Preheat the oven to 350 degrees F (180 degrees C). Line 2 baking sheets with parchment paper.
Add vegan butter, peanut butter, and brown sugar to a large mixing bowl. Beat with a wooden spoon until smooth and creamy.
Pour in the almond milk and vanilla extract. Beat to combine.
In another mixing bowl, whisk the flour, xanthan gum, baking soda, and salt together until well combined. Sieve the flour mixture into the bowl with wet ingredients.
Fold everything together until just combined. Add chocolate chips, and fold again to combine.
Roll the cookie dough into balls and place on lined baking sheets. Leave room for spreading.
Using the bottom of a glass, gently push each cookie ball to flatten it slightly. Cookies will spread more during baking.
Bake for 10 to 12 minutes until edges are firm. Leave cookies on the baking sheet to cool for 5 to 10 minutes before moving them to a wire rack.
Video
Notes
Avoid using an electric mixer to make these cookies.
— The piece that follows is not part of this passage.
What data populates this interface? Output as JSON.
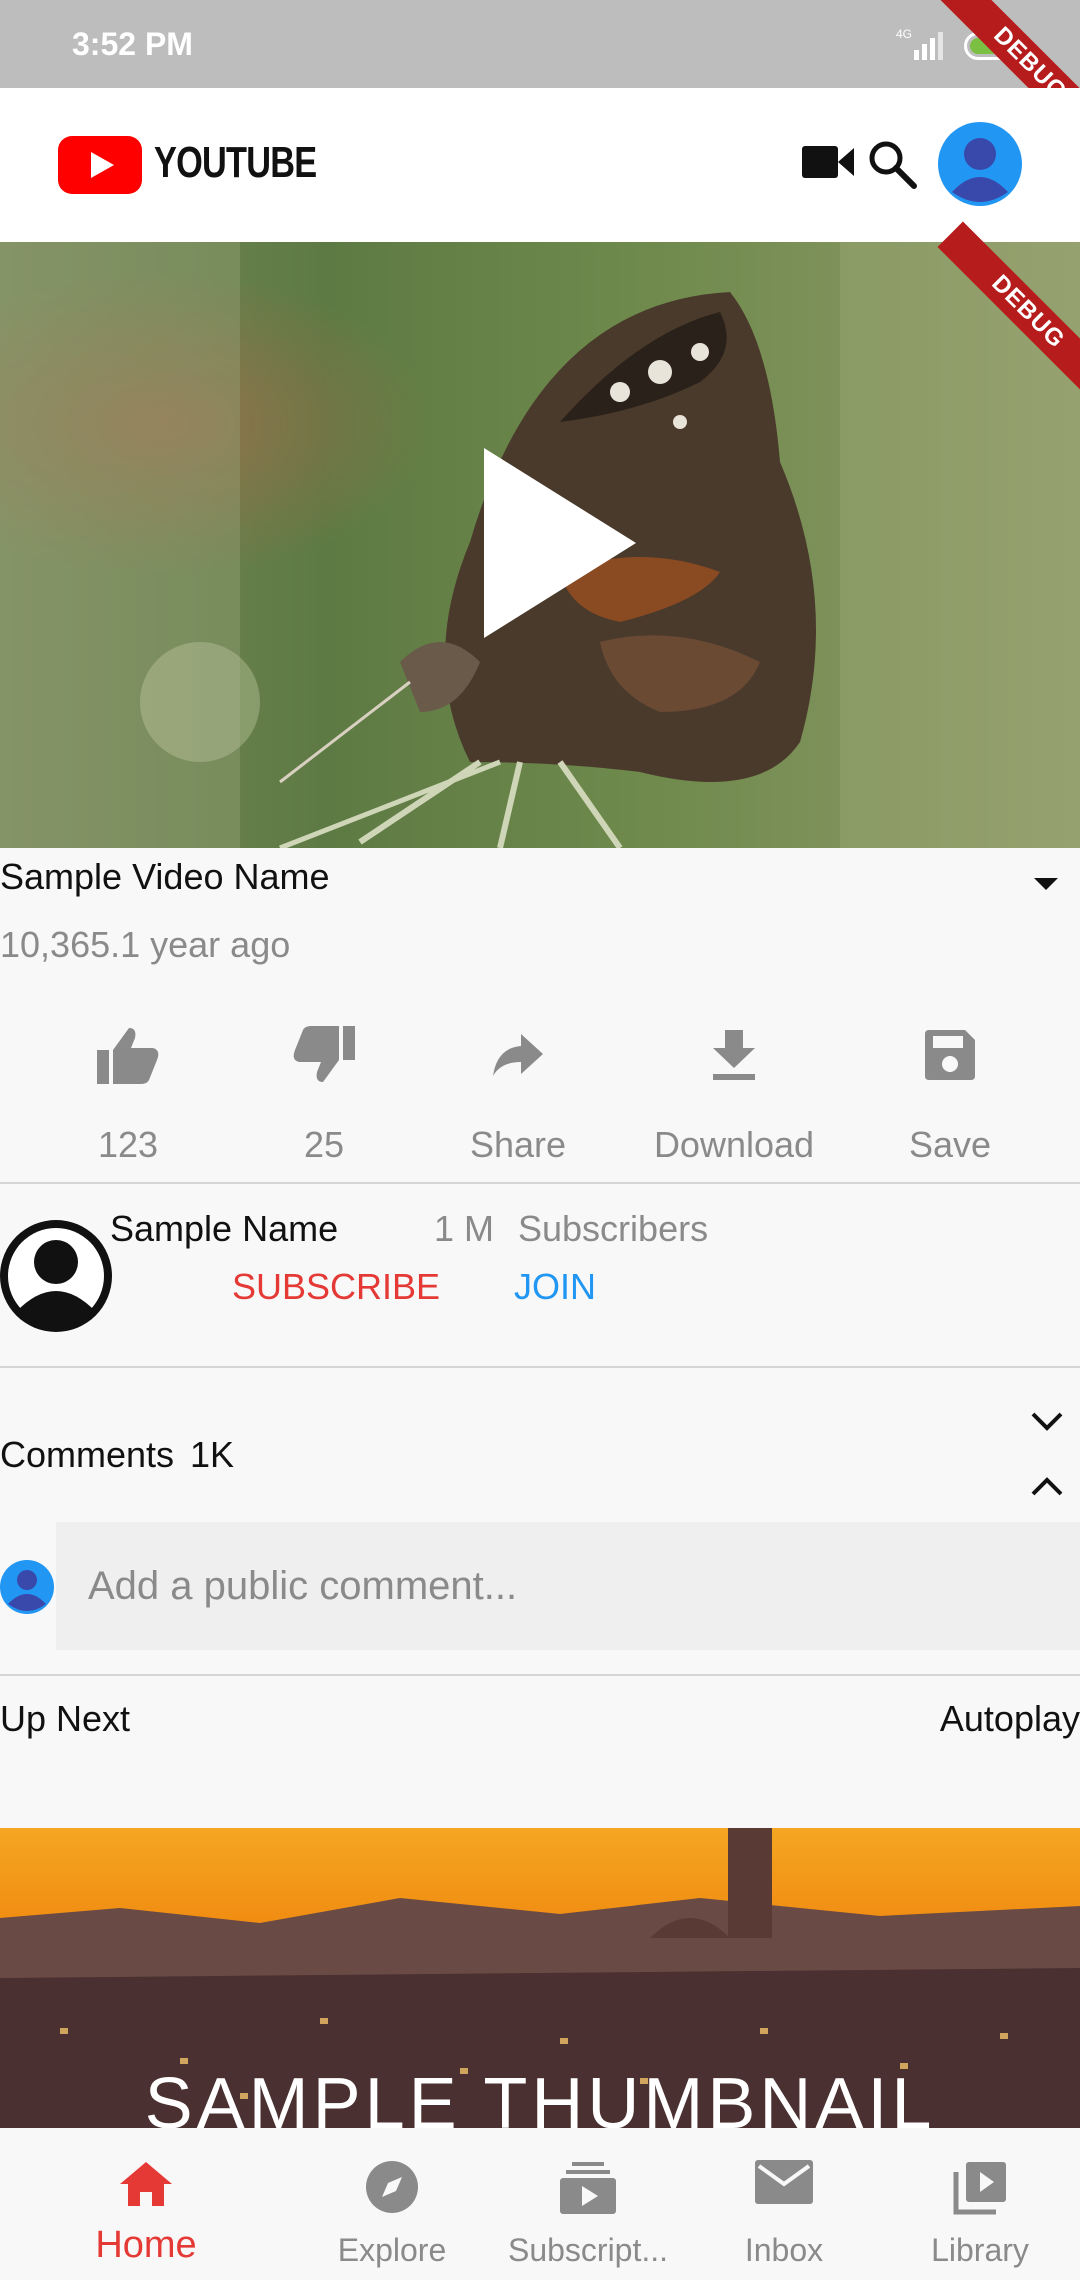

You should be able to easily mix the dough by hand, and overmixing will make them dry.
If your gluten-free flour blend includes Xanthan gum, you do NOT need to add any extra.
Optional: When the cookies are fresh out of the oven, put a few extra chocolate chips onto the top of each cookie for decoration.
Optional: Sprinkle cookies with flaky sea salt before serving.